Love and Death: The Murder of Kurt Cobain
- First edition hard cover
- Author: Ian Halperin and Max Wallace
- Language: English
- Publisher: Simon & Schuster
- Publication date: 2004 hardcover, 2005 paperback
- Publication place: United States
- Media type: Print (paperback and hardcover)
- Pages: 304 (hardcover) 288 (paperback)
- ISBN: 978-0743484831
- Preceded by: Who Killed Kurt Cobain?
- Followed by: Case Closed: The Cobain Murder: The Killing And Cover Up of Kurt Cobain (Controversy: Sex, Lies and Dirty Money By The World's Powerful Elite)

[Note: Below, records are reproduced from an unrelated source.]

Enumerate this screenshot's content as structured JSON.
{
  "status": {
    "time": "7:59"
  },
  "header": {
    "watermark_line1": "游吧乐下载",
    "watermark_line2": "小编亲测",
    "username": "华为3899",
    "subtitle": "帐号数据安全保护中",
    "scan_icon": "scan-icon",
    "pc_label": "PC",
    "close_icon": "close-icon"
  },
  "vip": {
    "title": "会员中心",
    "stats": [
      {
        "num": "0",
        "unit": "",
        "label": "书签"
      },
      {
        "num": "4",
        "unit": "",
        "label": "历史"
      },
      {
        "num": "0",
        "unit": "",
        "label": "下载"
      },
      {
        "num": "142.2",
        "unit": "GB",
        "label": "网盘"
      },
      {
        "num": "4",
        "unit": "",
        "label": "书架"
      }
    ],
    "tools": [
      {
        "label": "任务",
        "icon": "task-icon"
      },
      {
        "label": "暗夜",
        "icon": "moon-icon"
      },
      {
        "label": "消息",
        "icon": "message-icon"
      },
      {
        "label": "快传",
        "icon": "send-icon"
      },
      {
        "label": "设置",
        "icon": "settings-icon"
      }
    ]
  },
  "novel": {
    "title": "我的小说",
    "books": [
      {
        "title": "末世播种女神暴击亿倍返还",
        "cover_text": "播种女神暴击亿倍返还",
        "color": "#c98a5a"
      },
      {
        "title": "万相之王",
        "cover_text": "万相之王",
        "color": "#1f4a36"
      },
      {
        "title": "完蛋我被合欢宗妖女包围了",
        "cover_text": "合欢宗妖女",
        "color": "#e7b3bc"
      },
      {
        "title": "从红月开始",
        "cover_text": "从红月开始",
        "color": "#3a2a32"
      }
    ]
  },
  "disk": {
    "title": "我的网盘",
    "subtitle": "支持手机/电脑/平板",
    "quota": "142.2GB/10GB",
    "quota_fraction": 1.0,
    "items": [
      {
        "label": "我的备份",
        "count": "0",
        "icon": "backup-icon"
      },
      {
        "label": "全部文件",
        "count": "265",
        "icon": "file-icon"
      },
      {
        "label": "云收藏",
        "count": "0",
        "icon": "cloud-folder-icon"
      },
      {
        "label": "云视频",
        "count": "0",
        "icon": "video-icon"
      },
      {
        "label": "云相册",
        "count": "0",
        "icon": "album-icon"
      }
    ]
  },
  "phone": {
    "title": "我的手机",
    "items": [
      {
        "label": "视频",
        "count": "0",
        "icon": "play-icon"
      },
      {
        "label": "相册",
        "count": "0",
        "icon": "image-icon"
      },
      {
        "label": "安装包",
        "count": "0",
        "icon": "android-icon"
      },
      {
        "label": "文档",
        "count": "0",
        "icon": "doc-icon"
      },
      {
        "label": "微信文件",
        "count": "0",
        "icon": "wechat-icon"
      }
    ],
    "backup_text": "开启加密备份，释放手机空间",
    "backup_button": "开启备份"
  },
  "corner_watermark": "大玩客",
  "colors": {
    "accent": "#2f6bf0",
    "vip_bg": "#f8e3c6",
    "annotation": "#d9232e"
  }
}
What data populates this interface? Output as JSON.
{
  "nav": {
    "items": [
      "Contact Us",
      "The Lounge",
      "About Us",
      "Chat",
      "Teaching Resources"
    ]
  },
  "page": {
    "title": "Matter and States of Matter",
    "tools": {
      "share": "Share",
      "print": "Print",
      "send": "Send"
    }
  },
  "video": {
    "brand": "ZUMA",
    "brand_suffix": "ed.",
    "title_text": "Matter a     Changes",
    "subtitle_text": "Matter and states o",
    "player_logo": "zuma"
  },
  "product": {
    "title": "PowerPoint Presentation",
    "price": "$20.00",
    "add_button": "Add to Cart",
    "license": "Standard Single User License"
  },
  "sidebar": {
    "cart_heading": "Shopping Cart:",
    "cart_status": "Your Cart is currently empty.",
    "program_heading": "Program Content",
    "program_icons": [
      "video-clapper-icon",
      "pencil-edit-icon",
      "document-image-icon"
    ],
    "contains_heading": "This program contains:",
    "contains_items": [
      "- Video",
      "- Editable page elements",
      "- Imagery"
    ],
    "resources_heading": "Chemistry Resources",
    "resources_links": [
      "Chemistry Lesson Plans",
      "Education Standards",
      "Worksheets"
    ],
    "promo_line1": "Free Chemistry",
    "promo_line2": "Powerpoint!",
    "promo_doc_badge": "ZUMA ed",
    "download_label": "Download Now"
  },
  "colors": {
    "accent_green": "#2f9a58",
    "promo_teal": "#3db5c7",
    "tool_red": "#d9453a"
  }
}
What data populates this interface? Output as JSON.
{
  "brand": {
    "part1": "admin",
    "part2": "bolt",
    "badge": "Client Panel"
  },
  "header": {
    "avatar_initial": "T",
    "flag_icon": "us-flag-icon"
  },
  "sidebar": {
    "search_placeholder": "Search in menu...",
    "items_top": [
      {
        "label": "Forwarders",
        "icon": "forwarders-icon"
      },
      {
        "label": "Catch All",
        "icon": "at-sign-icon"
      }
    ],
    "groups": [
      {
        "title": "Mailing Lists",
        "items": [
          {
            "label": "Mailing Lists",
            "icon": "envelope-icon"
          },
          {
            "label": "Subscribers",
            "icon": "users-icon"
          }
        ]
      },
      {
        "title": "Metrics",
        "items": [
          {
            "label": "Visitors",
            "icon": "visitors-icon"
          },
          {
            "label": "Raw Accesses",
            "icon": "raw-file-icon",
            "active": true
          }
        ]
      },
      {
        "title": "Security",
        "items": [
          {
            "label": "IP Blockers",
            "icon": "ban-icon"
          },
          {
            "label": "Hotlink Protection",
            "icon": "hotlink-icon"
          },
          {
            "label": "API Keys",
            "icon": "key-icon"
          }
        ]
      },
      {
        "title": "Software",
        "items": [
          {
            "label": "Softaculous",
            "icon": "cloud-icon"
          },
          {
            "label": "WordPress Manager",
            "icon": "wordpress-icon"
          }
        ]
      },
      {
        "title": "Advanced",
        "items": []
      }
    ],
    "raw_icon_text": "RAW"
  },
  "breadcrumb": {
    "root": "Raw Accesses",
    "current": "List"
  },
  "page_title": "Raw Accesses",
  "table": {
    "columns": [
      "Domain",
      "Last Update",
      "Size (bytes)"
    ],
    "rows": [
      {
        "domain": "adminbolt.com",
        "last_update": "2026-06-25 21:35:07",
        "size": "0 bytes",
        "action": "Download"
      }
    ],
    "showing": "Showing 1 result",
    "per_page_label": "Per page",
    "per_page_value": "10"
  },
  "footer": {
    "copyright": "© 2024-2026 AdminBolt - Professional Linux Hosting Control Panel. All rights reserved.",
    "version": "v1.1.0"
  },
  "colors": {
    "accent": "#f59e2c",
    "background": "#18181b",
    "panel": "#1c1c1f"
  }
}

= Love and Death (2004 book) =

Book about the Death of Kurt Cobain

Love and Death: The Murder of Kurt Cobain, published by Simon & Schuster, is a collaborative investigative journalism book written by Ian Halperin and Max Wallace purporting to show that Nirvana lead singer and guitarist Kurt Cobain, believed to have committed suicide, was in fact murdered, possibly at the behest of his wife Courtney Love. It is a follow-up to the authors' 1998 bestseller on the same subject, Who Killed Kurt Cobain?. The book is based on 30 hours of audiotaped conversations, exclusively obtained by the authors, between Courtney Love's private investigator, Tom Grant, and her and Cobain's entertainment attorney, Rosemary Carroll, who both dispute the official finding of suicide and believe Cobain was in fact murdered.

Rosemary Carroll says on the tapes that she believes the suicide note was "forged or traced". The authors also interview Cobain's grandfather, who believes Kurt was the victim of foul play, and Courtney's father, who also believes he was murdered. In the book, a prominent forensic pathologist examines the known autopsy evidence and claims that the official suicide scenario was "impossible." She claims that there is compelling and authoritative evidence that Cobain was murdered.

==Reception==
Love and Death reached No. 18 on The New York Times Bestseller list in April 2004. Shortly after the book's release, the television show Dateline NBC aired a segment critically examining some of the book's conclusions. British newspaper The Guardian described the book as "opportunistic, plain wrong or not, this book is valuably different in tone to everything else you'll read on the subject this week."

==Sequel==

A sequel book, Case Closed: The Cobain Murder: The Killing And Cover Up of Kurt Cobain (Controversy: Sex, Lies and Dirty Money By The World's Powerful Elite) was published in March 2023.